To cook, boil for about 45 minutes in a large saucepan, or steam in the microwave for about 20 minutes. I’ve heard if you roast it, the flavour deepens and becomes richer, which sounds lovely. I cut it endways, which was wrong; it should have been cut around the equator as this is the way the strands grow. After it is cooked, scrape the flesh lightly with a fork, and it will turn into spaghetti looking strands like magic! I do love a bit of magic in cooking. I cooked it one night and it made quiet a few dishes over the next few days, so maybe it was value for money after all.
I ate it as ‘spaghetti’ bolognaise one night, and with a nice garlicky bolognaise and a big glass of red it was delicious, and smugly low carb. Take that, diabetes!
The next night I made some noodle cakes to complement an Asian style table situation. I mixed a few cups of ‘spaghetti’ with eggs, coconut flour, spring onions, salt and pepper, and garlic; then fried tablespoons of it in olive oil. The slightly chalky texture of the melon seemed to calm down a bit with the double cooking, and it was SO nice with chili sauce on the table with honey soy wings, bok choy and steamed rice. Not that I had any rice, I didn’t need any as I was so full of noodle cakes.

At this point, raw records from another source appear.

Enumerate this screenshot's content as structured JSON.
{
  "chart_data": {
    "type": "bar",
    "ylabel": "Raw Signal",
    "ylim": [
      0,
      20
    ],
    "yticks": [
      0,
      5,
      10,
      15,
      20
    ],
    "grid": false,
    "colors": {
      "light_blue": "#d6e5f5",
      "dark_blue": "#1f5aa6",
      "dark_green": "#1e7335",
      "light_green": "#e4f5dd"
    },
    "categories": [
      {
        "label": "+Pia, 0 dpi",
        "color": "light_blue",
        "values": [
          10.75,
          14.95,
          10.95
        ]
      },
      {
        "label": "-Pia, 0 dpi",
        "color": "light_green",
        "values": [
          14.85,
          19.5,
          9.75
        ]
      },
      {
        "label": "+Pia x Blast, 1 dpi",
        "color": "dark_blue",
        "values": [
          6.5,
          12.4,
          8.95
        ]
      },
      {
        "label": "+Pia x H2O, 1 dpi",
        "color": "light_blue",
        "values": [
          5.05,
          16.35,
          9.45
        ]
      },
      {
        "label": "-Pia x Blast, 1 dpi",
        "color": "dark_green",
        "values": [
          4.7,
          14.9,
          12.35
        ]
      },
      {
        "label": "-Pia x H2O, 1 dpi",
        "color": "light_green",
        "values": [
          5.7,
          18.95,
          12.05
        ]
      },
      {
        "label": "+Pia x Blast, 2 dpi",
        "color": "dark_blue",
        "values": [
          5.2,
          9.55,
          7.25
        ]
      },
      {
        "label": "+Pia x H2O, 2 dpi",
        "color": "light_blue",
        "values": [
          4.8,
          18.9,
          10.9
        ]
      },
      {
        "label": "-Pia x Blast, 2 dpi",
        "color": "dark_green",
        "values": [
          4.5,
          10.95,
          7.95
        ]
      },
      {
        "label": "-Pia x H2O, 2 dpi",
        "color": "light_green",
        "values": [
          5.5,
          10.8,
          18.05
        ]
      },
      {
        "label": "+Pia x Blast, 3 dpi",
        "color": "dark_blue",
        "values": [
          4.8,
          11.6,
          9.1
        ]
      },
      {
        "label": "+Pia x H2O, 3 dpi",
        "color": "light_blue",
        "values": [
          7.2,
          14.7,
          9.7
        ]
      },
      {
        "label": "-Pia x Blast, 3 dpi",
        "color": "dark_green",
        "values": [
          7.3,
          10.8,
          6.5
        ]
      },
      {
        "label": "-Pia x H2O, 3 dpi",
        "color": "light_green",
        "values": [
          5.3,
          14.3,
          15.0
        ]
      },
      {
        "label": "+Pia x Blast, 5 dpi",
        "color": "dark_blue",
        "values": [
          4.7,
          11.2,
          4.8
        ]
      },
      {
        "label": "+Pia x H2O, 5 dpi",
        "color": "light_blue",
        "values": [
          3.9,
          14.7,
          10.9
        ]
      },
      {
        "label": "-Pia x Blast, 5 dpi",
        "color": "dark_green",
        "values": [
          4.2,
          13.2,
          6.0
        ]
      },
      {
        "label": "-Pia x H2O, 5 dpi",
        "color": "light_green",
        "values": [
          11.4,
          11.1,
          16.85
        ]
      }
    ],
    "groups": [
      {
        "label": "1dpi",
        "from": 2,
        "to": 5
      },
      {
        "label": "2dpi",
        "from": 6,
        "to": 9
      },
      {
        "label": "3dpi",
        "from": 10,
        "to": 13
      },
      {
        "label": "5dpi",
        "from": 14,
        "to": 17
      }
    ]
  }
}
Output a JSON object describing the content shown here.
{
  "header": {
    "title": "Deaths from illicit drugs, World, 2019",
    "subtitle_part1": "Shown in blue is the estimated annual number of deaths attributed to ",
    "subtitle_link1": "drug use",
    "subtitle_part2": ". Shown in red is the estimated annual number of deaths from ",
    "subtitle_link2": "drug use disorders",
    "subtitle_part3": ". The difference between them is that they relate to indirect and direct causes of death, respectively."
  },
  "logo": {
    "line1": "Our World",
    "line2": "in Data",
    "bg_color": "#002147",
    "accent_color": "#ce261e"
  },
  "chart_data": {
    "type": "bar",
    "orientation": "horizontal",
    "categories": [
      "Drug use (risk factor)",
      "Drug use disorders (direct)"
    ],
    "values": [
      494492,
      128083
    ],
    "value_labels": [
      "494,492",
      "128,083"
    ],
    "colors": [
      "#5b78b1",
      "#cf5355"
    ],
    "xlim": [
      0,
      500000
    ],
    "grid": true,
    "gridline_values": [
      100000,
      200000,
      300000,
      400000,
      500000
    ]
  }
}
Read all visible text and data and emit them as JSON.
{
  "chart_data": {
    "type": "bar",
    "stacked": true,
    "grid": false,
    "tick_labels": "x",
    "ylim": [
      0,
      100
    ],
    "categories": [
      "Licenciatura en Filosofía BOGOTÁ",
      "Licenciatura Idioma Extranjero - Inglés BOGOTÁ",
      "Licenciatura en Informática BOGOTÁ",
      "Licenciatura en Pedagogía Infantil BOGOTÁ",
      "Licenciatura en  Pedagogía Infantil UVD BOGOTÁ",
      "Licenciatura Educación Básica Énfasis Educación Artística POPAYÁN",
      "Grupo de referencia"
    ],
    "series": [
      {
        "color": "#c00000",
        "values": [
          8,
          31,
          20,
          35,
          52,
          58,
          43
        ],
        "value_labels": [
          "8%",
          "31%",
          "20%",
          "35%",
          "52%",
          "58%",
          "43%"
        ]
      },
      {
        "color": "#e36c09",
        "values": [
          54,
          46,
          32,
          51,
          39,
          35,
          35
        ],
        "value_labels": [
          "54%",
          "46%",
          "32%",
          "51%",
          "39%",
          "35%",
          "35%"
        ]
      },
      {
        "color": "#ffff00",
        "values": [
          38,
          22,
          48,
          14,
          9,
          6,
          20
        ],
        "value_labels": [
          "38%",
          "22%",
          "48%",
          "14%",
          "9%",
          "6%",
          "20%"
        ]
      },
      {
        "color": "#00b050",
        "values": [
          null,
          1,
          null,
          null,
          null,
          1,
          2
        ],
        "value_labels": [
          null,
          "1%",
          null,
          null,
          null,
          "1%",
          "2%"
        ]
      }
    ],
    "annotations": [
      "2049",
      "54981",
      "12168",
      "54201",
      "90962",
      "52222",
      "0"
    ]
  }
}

My final effort was Japanese Pancake, better known as Okonomiyaki at the local markets. I made it western style with ham and cheese mixed into ‘spaghetti’, eggs, salt and pepper, and coconut flour; topped with perfect avocado, Sriracha, Kewpie mayo and spring onions it was a pretty spectacular lunch! I loved that it felt extravagant and filling, I wasn’t left feeling deprived or craving carbs an hour later at all.
You’ll never see me go fully Paleo or even activating my nuts or sprinkling chia seeds on my wine, but in an effort to reduce my carb intake I’m happy to try anything. I think spaghetti melon is going to be my new best friend!